The bartender nodded as if the request was no more unusual than asking for lime with your Corona. He took down Payne's cell number on a paper napkin and said Stingray would call him within an hour. A few seats down the bar, two middle-aged Mexican men in Western shirts and cowboy boots seemed to take an interest in the conversation.

"What's with those guys?" Payne asked.

"Local vaquetons. Street guys. Petty thieves. Drivers for coyotes. Anything that pays." He lowered his voice to a whisper. "You need anything else?"

"Papers. Documents to get us back into the States."

The bartender gave them a no-problema shrug. "I got a Chino with a print shop. Green cards, driver's licenses, whatever you want. Excellent work." He rubbed a thumb against an index finger. " Pero mucho dinero. And this Chino don't take no American Express."

"Got it covered." Payne still had forty-eight hundred bucks and change.

The bartender wrote the address of the print shop on another napkin and slid it toward Payne.

One of the two vaquetons, a man about forty, smelling of tobacco and beer, came up behind Payne and said, "I know three pendejos who call themselves 'El Tigre.' "

"Three?" Payne asked. "How's that possible?"

The man shrugged. "I know two other men who call themselves 'El Leon.' The Lion. Around here, everyone wants to appear tough, even when they are full of shit."

"So who are the three tigers?"

"One lives near Bataques and runs cockfights. He is perhaps seventy years old."

"Not the man," Tino said.

"Another informs for the judicales. A little rodent of a man."

Tino shook his head.

"And there is an El Tigre who owes me money for driving a truck across the desert and getting arrested by La Migra. A pollero who wears a crucifix but will surely rot in hell."

"That's him!" Tino cried.

"His cousin owns a cantina on the other side of the city. If you tell him you have cash and need a pollero, he will set up a meeting."
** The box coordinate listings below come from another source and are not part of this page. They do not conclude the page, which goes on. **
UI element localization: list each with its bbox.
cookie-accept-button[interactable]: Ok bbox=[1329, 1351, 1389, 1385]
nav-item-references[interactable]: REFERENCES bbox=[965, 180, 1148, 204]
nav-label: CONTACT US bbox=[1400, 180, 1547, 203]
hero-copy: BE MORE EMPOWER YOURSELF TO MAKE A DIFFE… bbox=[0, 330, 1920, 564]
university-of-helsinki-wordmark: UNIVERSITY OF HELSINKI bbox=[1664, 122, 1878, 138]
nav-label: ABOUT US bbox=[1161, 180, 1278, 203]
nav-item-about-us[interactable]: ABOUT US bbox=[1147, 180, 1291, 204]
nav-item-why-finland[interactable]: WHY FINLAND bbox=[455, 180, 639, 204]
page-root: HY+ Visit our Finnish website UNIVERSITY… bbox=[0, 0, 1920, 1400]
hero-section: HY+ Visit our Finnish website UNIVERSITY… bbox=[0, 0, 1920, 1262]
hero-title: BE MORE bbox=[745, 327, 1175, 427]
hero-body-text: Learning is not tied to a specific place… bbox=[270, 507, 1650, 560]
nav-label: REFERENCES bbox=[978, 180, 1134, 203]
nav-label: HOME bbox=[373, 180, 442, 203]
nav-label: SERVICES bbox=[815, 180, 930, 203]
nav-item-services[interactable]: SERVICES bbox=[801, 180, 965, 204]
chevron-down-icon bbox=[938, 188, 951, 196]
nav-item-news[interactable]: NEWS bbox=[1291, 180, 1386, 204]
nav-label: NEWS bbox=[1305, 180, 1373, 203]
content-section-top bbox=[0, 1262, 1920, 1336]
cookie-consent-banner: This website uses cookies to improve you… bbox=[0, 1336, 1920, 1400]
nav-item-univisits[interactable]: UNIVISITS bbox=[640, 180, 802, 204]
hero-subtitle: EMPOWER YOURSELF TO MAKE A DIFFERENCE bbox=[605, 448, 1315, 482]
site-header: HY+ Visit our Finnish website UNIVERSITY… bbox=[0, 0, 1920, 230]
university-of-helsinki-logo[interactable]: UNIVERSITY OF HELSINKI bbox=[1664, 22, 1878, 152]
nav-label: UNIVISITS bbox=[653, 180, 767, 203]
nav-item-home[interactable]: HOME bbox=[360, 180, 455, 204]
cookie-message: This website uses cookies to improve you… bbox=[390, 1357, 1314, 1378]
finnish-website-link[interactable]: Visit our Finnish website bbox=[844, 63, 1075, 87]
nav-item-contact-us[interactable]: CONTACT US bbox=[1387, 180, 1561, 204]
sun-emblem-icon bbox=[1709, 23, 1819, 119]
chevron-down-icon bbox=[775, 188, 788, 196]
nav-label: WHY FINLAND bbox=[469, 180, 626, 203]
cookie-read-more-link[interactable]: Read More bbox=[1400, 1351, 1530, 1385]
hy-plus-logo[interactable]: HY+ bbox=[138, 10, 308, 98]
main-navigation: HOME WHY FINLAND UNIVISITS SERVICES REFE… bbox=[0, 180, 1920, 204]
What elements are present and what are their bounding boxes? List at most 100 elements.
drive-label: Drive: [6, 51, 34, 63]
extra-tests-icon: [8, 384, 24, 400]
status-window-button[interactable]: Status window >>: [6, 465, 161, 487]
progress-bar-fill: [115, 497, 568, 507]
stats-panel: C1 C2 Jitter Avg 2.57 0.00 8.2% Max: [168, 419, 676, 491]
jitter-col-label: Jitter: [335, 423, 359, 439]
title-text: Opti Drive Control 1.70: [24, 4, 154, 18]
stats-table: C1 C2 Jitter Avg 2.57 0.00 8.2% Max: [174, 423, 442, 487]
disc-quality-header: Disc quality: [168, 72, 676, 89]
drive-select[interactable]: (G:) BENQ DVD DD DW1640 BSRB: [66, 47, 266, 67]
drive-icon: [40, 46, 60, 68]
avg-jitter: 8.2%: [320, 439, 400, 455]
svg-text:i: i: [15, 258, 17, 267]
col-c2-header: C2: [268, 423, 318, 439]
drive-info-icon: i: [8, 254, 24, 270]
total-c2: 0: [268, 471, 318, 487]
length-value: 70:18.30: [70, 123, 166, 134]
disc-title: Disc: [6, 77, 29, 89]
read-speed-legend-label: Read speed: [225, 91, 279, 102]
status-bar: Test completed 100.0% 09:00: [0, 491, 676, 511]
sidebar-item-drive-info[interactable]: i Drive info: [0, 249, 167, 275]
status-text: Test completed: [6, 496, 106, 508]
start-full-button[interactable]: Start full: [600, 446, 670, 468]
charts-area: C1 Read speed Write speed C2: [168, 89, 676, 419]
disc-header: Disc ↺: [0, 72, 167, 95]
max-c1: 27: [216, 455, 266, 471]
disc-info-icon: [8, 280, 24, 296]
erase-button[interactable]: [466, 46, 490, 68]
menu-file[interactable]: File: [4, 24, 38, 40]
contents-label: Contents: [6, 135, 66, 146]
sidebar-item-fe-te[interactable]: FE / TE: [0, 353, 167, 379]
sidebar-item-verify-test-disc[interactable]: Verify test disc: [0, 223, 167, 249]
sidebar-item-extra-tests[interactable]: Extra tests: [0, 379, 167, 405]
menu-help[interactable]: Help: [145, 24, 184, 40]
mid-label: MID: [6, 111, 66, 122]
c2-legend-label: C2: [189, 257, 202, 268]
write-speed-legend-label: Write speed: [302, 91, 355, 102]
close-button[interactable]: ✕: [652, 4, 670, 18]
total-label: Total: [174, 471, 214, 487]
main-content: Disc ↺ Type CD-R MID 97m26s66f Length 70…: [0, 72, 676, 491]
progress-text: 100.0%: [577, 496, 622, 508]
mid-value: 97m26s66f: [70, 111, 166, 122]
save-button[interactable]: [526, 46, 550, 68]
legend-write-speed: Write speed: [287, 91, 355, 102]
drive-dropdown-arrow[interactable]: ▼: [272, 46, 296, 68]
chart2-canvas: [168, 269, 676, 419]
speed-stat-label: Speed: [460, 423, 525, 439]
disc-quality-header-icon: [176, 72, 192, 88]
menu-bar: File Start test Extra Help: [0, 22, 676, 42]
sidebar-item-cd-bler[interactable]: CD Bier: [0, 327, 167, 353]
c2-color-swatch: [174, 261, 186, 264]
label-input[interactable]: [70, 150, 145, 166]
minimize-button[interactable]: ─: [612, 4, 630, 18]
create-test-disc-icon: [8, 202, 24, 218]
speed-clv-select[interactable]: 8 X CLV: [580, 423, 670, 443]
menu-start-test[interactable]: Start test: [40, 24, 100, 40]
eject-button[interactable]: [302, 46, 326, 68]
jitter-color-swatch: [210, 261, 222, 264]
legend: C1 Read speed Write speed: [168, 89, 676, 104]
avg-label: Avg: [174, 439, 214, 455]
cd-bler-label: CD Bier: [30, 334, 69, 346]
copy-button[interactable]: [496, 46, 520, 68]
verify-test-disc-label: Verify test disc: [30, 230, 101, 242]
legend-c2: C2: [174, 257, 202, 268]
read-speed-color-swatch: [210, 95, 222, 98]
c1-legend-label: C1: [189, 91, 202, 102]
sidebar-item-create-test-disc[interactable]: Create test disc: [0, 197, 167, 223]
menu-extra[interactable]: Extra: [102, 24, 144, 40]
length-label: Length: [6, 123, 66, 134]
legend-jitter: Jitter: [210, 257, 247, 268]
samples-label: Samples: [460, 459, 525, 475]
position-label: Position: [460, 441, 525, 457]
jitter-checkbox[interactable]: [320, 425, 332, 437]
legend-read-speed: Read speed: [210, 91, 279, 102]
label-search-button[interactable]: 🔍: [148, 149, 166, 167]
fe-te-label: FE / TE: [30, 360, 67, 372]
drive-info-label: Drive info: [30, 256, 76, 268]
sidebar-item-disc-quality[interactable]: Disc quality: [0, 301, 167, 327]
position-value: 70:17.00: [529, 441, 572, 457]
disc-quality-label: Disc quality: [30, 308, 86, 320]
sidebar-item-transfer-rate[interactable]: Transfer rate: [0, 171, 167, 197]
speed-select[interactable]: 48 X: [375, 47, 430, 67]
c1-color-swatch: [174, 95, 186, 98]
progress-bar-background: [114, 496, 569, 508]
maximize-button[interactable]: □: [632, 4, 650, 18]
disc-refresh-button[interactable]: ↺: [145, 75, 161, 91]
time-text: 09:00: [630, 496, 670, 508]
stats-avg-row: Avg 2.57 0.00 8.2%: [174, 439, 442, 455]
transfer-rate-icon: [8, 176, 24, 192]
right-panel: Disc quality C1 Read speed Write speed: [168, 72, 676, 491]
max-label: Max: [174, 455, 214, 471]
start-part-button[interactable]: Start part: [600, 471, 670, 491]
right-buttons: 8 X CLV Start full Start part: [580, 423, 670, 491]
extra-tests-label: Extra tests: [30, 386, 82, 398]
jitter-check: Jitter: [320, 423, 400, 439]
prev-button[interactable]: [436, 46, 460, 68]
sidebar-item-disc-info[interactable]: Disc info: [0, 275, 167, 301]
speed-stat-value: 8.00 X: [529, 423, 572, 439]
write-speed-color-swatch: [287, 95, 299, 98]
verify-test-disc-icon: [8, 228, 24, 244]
"What cantina?" the boy asked.

"Five hundred dollars." Looking at Payne now.

"Don't pay him," the bartender advised. "He's hustling you."

The man shrugged. "Your decision."

Payne didn't know if he was being hustled. But they'd come this far, and this was their only lead. He opened his wallet and peeled off five hundred-dollar bills.

"Try a bar called 'El Disco,' " the man told him. "A block from the bullring that's shaped like a flying saucer."

"Let's go, Tino," Payne said.

"One more thing," the man called after them. "El Tigre carries a stiletto in his left boot."